Context:
The United States is the only high-income country that relies on employer-sponsored health coverage to insure a majority of its population, and millions of Americans lost employer-sponsored health insurance during the COVID-19-induced economic downturn. We examine public opinion toward universal health coverage policies in this context.
Methods:
Through a survey of 1,211 Americans in June 2020, we examine the influence of health insurance loss on support for Medicare for All (M4A) in two ways. First, we examine associations between pandemic-related health insurance loss and M4A support.
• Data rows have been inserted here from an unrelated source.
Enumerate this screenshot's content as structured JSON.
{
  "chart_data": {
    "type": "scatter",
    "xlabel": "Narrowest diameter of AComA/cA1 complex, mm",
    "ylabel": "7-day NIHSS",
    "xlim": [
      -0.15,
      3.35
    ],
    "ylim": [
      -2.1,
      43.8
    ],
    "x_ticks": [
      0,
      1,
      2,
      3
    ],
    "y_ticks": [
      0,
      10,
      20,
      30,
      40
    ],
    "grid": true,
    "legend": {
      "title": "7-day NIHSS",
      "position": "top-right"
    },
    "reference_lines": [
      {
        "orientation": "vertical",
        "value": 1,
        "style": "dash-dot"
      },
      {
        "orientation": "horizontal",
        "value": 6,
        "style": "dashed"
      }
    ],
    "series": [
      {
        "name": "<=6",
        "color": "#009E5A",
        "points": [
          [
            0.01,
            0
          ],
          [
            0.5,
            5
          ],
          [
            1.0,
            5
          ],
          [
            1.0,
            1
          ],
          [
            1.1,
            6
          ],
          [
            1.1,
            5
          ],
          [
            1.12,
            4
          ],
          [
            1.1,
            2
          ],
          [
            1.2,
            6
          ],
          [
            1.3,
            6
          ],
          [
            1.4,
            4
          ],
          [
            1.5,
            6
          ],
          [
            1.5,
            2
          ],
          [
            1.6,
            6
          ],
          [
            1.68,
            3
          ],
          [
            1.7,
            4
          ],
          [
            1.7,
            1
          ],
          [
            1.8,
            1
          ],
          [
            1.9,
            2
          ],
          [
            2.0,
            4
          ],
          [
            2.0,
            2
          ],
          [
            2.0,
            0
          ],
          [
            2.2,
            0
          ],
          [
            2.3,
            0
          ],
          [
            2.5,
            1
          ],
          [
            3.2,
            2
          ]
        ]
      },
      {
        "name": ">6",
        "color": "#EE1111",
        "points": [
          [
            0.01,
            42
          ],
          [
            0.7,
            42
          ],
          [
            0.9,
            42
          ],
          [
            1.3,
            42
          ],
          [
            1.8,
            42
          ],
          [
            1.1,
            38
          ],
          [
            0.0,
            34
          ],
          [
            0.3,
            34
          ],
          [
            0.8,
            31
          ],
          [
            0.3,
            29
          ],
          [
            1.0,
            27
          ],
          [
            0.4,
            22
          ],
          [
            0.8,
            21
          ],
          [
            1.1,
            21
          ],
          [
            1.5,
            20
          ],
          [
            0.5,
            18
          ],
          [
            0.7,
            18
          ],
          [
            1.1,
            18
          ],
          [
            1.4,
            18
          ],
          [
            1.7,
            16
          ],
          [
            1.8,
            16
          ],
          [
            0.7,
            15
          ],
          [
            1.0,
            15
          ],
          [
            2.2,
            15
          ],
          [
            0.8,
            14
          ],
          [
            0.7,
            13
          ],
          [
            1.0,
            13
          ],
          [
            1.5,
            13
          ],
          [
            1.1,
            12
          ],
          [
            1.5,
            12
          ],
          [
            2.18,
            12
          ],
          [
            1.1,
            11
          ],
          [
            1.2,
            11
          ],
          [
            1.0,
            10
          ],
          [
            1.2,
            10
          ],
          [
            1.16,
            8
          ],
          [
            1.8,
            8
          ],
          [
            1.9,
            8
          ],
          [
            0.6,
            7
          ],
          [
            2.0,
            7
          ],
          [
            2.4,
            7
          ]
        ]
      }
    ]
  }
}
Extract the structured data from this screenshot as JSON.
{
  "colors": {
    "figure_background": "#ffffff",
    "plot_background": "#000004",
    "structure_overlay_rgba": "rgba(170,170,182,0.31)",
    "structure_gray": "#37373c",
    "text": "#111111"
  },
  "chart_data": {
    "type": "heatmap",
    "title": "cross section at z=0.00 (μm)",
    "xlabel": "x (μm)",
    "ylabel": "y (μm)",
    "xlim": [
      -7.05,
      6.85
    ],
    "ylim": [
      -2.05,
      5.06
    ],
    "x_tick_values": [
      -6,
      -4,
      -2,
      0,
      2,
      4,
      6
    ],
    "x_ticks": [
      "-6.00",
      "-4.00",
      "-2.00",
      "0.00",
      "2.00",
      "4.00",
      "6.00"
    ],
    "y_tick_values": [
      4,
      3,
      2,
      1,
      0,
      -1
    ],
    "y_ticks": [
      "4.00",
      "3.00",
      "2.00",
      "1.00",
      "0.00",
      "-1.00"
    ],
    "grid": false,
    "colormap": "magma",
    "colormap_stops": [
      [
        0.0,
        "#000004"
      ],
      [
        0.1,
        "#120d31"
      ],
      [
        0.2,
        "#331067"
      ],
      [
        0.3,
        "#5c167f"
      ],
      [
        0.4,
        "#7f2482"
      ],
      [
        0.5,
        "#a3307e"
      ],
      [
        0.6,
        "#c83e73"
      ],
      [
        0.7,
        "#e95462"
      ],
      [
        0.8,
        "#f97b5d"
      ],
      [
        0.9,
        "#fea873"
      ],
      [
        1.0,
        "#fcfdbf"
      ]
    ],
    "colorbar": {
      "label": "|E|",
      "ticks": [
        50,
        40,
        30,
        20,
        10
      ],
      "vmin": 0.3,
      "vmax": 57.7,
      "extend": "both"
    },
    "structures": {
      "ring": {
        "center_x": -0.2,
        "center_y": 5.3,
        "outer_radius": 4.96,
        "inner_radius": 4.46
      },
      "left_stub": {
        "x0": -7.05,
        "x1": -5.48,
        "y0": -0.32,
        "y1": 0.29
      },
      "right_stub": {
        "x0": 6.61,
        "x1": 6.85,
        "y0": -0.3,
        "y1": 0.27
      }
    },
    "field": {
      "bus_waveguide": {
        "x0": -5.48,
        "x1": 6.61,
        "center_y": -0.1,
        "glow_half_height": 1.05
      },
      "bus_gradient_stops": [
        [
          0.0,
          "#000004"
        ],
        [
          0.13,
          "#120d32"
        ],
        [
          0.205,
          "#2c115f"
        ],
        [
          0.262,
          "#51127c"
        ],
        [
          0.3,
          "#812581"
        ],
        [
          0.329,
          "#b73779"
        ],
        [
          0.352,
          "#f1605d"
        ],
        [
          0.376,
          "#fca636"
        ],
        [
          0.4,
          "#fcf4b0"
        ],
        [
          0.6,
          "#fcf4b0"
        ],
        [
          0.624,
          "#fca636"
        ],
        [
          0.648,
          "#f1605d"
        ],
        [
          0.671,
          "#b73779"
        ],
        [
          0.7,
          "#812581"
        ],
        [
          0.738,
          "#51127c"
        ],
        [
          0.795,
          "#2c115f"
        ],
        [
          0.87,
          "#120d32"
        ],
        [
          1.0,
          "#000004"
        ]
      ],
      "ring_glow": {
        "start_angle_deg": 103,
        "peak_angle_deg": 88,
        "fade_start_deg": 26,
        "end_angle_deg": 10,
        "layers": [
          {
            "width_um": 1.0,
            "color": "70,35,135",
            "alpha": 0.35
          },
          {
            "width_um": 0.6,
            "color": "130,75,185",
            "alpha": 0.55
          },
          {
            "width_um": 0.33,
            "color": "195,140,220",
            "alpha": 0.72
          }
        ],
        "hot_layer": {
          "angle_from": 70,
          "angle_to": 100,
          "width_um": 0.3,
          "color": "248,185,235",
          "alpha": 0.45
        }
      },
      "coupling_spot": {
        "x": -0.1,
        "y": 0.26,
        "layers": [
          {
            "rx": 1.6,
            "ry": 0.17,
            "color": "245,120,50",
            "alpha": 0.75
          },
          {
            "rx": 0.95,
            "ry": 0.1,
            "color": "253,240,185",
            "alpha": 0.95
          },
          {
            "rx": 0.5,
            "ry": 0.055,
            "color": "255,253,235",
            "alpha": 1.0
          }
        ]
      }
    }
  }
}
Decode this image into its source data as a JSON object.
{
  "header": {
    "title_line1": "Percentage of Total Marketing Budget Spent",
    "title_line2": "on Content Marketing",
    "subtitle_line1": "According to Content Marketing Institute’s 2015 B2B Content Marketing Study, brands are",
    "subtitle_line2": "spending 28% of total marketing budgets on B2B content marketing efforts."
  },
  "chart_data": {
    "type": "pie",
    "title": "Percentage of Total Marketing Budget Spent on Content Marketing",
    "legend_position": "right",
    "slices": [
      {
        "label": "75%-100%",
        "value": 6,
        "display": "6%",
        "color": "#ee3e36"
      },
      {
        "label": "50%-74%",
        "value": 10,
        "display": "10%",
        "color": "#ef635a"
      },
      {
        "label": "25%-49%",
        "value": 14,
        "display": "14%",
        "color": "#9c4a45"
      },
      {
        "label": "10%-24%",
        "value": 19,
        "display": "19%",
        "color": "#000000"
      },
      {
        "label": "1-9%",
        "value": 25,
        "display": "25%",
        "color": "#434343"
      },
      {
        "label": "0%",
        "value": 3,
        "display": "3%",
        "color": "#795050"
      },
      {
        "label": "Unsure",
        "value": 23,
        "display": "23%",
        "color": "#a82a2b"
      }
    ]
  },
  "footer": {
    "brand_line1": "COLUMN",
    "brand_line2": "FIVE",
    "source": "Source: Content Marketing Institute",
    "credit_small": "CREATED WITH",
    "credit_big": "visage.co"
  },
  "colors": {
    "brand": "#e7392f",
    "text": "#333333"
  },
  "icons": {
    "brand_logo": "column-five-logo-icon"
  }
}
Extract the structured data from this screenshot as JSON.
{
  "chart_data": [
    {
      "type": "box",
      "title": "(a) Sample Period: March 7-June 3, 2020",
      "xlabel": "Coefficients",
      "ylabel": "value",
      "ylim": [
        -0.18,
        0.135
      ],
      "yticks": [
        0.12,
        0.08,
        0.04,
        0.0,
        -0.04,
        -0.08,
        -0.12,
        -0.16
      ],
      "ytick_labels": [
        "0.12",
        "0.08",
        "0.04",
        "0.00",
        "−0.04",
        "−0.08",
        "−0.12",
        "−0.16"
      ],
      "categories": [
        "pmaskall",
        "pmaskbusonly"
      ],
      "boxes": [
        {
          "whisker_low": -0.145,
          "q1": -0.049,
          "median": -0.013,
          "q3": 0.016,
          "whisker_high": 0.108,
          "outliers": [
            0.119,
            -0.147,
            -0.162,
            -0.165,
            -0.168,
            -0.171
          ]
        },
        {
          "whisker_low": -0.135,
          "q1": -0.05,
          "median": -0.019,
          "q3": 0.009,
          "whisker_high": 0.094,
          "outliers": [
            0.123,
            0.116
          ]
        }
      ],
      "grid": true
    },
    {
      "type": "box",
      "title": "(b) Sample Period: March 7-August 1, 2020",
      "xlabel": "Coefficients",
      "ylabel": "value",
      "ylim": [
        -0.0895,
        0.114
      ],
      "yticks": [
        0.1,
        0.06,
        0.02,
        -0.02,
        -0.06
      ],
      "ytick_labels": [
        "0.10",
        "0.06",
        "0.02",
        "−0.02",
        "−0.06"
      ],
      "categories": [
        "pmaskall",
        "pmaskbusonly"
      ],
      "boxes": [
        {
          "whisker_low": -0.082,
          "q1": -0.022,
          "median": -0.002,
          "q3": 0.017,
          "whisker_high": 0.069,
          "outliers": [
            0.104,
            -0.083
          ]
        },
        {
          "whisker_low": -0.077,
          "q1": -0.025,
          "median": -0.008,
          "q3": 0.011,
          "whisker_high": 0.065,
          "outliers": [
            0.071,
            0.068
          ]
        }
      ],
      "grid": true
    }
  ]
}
Second, we experimentally prime some respondents with a vignette of a sympathetic victim losing employer-sponsored coverage during COVID-19. As a secondary outcome, we examine the effect of these exposures on support for the Affordable Care Act.
Findings:
We find that directly experiencing recent health insurance loss is strongly associated (10 pp, p<0.01) with greater M4A support. Experimental exposure to the vignette increases M4A support by 6 pp (p=0.05). When expansion of the ACA is added as a response option, experimental priming still increases support for M4A, but direct experience of insurance loss is associated with greater support for the ACA than for M4A.
Conclusions:
In the context of the COVID-19 pandemic, situational framings can induce modest change in support for M4A, especially among individuals without well-formed preferences. However, real-world health insurance losses are associated with larger differences in support for M4A and with greater support for existing safety net policies such as the ACA. The large-scale loss of employer-based insurance during COVID-19 offers the potential for new structural coalitions supportive of universal coverage.